La Délégation ministérielle à l’accessibilité a publié le 19 octobre dernier un guide pratique : « Les locaux des professionnels de santé : réussir l’accessibilité ». C’est une excellente initiative, même si elle vient un peu tard. La loi date de 2005 et doit être appliquée au 1er janvier 2015. La page « Remerciements » cite les vingt-deux Ordres, Conseils, Unions, et Fédérations professionnelles consultées… mais aucune association de personnes handicapées ! Ceci explique peut être cela : hormis une indication, non obligatoire, page 19, sur la possibilité d’équiper un vidéoportier d’une induction magnétique, ce guide ne fournit aucune indication pour améliorer l’accessibilité des soins aux personnes sourdes ou malentendantes. Certes, ce n’est pas une question d’architecture, mais pourquoi réduire l’accessibilité au seul cheminement d’un fauteuil roulant et aux travaux de bâtiment ?
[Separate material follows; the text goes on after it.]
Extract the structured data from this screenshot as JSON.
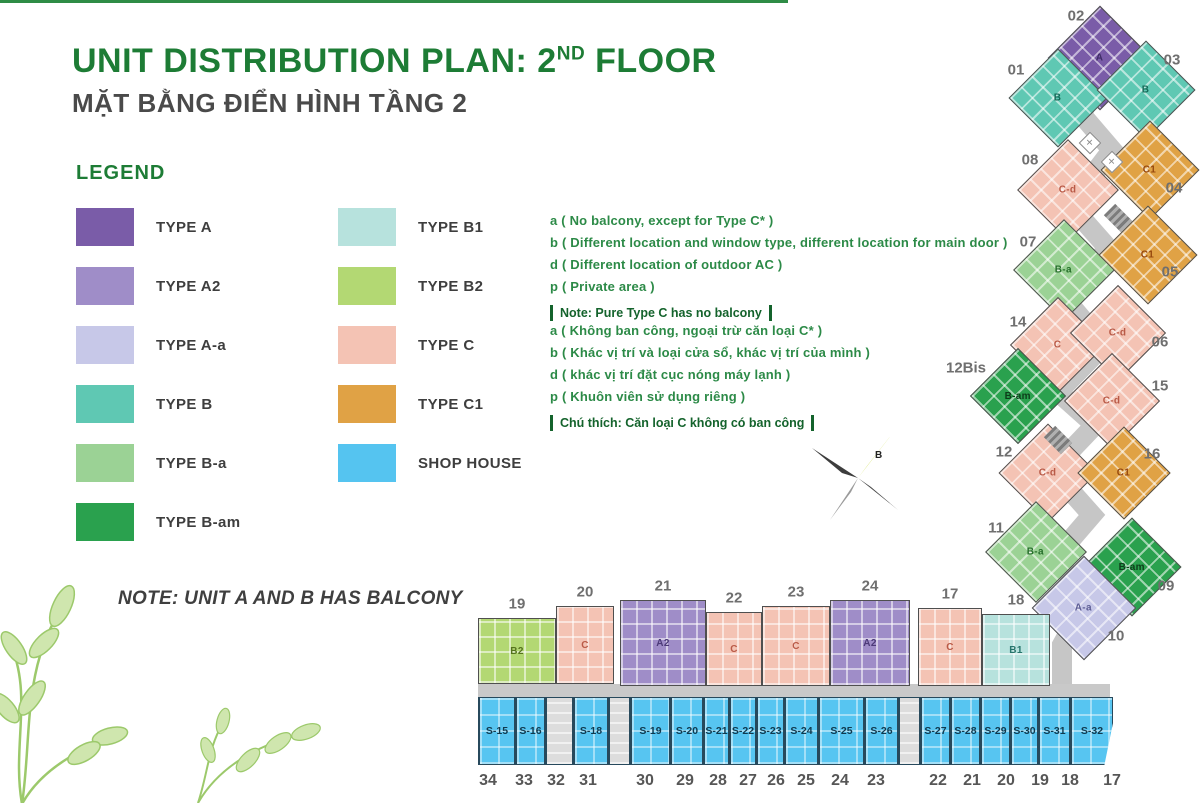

L’oubli est d’autant plus catastrophique que l’accès aux soins reste très difficile pour les sourds. C’est l’incapacité parmi les plus durement ressenties. Les professions de santé n’ont pas bénéficié de formation initiale à l’accessibilité. Elles sont aussi ignorantes que le reste de la population. Malgré une bonne volonté générale, elles sont incapables d’imaginer des solutions, tant il est impossible de se mettre à la place d’une personne dite « handicapée » et comprendre ses besoins spécifiques.

Parmi les situations de handicap des personnes sourdes, on remarque l’impossibilité de prendre rendez-vous par téléphone, le risque de manquer son tour en salle d’attente (un sourd a, par exemple, attendu une nuit entière aux urgences car le service n’avait pas saisi que le patient ne pouvait entendre l’appel de son nom !), comment financer un interprète en LSF, le risque de ne pas comprendre sa pathologie (incroyable mais vrai !) et de mal suivre le traitement prescrit, l’impossibilité de passer certains examens en « aveugle » (autre exemple, récemment, le refus par un praticien, de faire passer une IRM). Et ainsi de suite comme l’explique ce tableau des besoins spécifiques. La plupart de ces difficultés sont facilement compensables avec de bonnes pratiques, encore faut-il les connaître. Le guide sur les locaux des professionnels de santé était une belle opportunité de le faire.

Par ailleurs, et cela concerne tout le monde, un « PS3 » de cet ouvrage affirme que les cabinets médicaux sont dispensés d’accessibilité s’ils servent aussi d’habitation principale ! C’est très souvent le cas. Cette argutie juridique est un moyen de contourner la loi 2005-102 et dans ces conditions, la quasi-totalité des cabinets médicaux restera inaccessible ! La loi 2005-102 prescrit l’accessibilité pour tous. C’est l’une de ses grandes qualités. Le ministère tente, avec pertinence, d’abandonner le concept d’accessibilité pour celui de conception pour tous. Mais oublier six millions de personnes sourdes ou malentendants, est-ce bien pour tous ?

Le cas n’est pas isolé, nous avons rencontré le même oubli des sourds dans un guide consacré à la conception des gymnases publié par le Ministère des Sports en mai 2012. L’esprit et la lettre de la loi se perdent, l’accessibilité pour tous se réduit à celle de quelques-uns. Nous retombons en quelque sorte dans les ornières creusées, depuis si longtemps, par les roues des fauteuils roulants !

Nous attendons donc que le guide « Les locaux des professionnels de santé : réussir l’accessibilité » soit complété rapidement et, qu’à l’avenir, aucun guide ne soit publié par un service public sans traiter de l’ensemble des situations de handicaps. Si des éléments font défaut, nos associations les fourniront et beaucoup sont déjà disponibles en ligne, gratuitement…


Marc Renard, Président de l’Association 2AS, novembre 2012.